Now in its 46th year, Ebony Fashion Fair's Spring 2004 Color Splash tour spilled across the Tampa Theatre stage Sunday night.

When the 25-year-old isn't on the road working, she has other things on her mind. Bowers studies international business administration at Hillsborough Community College.

Touted as "the world's largest traveling fashion show," the Ebony Fashion Fair has raised more than $50-million for nearly 500 education scholarships while "helping black women to keep up with what's vogue across the Atlantic."

Proceeds from each show benefit local charities. The amount of money raised Sunday for scholarships wasn't immediately available from show organizers with the Tampa Hillsborough Urban League, who estimated that 700 people were in the audience.

The crowd learned the double meanings of colors from show commentator Jada Jackson Collins.

Wearing blue, she said, describes a friend who's tried and true.

"But it also says you have a stormy side," Jackson Collins said.

A lady in red doesn't say "loose and easy."

"It means you're royal and regal," Jackson Collins said. "Unfortunately, ladies, red is known to come in many seductive shades."

While at times the sheer sleepwear and short skirts gave the show a risque feel, Jackson Collins made sure it remained a family show with a few not-so-subtle messages.

"But ladies, don't turn down the sheets until you're legally wed," she said at one point.

Lisa Haynes, the only full-figured model in Sunday's show, received roaring applause every time she took the stage.
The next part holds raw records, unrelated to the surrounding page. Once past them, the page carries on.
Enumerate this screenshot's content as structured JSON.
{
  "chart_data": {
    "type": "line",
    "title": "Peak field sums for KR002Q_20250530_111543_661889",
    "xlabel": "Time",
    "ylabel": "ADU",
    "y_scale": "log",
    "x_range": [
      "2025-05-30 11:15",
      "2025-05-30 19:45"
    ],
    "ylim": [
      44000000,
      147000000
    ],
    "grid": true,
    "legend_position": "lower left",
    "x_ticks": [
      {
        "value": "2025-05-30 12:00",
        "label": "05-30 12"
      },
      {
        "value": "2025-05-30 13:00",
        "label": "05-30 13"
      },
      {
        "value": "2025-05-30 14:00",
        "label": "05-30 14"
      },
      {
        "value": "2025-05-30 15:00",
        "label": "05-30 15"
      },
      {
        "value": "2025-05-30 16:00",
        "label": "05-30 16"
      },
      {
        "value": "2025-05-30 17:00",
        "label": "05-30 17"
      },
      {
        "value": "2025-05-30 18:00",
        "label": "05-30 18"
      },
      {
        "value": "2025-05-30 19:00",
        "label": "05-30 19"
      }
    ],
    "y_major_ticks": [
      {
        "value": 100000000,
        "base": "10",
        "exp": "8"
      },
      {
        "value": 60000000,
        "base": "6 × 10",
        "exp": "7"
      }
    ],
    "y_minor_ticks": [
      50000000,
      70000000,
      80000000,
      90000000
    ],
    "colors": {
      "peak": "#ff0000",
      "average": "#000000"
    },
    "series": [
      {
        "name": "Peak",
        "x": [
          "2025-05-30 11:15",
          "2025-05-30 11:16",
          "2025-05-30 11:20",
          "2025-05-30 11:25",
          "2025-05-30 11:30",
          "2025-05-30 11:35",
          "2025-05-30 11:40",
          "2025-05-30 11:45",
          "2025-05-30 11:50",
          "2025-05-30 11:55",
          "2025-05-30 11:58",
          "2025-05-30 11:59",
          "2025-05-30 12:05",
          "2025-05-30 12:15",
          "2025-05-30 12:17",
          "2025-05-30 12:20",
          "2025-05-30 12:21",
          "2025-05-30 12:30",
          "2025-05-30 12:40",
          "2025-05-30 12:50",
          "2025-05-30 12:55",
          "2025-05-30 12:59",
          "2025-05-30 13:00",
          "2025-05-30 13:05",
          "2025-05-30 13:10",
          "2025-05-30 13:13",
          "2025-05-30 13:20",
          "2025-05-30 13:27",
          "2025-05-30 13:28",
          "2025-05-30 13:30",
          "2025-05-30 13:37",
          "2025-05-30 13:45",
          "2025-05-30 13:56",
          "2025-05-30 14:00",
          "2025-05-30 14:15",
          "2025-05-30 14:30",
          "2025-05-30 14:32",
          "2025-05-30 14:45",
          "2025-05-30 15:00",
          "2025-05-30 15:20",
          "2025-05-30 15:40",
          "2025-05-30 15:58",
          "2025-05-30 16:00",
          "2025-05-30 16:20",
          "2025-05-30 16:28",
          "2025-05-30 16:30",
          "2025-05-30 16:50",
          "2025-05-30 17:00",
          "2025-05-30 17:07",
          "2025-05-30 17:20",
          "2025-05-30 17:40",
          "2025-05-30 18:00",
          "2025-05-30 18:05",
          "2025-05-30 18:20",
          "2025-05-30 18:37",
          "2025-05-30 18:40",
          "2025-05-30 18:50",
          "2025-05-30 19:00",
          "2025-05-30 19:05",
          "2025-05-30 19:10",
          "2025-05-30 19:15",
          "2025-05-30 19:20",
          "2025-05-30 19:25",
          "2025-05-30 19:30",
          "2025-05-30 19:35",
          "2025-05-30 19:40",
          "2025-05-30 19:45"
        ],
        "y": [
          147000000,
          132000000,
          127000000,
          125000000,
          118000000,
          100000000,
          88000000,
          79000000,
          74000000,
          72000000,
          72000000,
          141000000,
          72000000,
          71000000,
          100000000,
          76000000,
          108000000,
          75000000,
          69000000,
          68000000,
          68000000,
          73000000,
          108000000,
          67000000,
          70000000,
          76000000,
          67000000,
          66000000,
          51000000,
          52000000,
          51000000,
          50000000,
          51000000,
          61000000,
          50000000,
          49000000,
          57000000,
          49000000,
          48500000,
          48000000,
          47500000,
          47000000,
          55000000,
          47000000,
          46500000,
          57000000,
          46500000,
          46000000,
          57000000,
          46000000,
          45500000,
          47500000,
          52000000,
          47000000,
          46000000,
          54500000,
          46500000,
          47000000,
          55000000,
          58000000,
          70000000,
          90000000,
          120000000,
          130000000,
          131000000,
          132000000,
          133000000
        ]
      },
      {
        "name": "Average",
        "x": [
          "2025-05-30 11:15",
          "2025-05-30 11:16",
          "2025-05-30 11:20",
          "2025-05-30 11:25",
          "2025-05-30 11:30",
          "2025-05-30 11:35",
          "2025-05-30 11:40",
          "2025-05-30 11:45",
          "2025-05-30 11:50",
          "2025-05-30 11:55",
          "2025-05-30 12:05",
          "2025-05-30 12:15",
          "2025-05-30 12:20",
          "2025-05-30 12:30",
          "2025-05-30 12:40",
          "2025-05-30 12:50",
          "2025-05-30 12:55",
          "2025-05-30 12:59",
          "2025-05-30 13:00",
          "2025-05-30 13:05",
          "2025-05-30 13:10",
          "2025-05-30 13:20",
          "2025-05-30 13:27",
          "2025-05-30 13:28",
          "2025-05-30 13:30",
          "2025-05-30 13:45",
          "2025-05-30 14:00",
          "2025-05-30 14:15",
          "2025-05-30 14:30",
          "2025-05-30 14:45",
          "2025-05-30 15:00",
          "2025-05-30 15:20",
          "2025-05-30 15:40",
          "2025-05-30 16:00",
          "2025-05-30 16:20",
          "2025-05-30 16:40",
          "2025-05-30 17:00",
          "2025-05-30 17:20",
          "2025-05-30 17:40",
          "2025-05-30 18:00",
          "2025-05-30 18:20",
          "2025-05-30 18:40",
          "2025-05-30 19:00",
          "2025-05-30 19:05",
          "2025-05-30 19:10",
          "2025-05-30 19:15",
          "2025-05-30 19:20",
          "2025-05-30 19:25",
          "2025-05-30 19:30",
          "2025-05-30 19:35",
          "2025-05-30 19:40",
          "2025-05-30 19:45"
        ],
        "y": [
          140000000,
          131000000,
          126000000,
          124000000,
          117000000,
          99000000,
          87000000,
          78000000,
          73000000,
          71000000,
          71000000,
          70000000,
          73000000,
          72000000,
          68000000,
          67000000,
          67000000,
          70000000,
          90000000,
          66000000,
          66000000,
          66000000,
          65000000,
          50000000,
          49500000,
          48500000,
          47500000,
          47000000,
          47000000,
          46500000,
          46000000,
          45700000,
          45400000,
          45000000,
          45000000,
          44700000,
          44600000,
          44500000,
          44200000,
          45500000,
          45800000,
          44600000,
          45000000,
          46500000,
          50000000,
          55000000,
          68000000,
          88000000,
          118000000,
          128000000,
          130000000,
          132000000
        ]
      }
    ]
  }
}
Jackson Collins said Haynes once told her that she's not thin and built for speed like the other models, describing herself as a luxury car instead.

"I was once a little chubby girl with frizzy ponytails sitting in the audience," the 28-year-old from Columbus, Ohio, said after the show.

Encouraged by her mother to respond to a Jet magazine ad for the fashion fair, Haynes sent in a head shot she had taken herself.

"One little chubby girl made it," she said.

Haynes said she wears a size 16 to 20, depending on the outfit's design.

Haynes' flawless outfits left some women with their mouths open, as did models Norman Scales, 23, and Ronnel Blackmon, 21. During at least two acts, the two men stripped down to their bare chests and short shorts.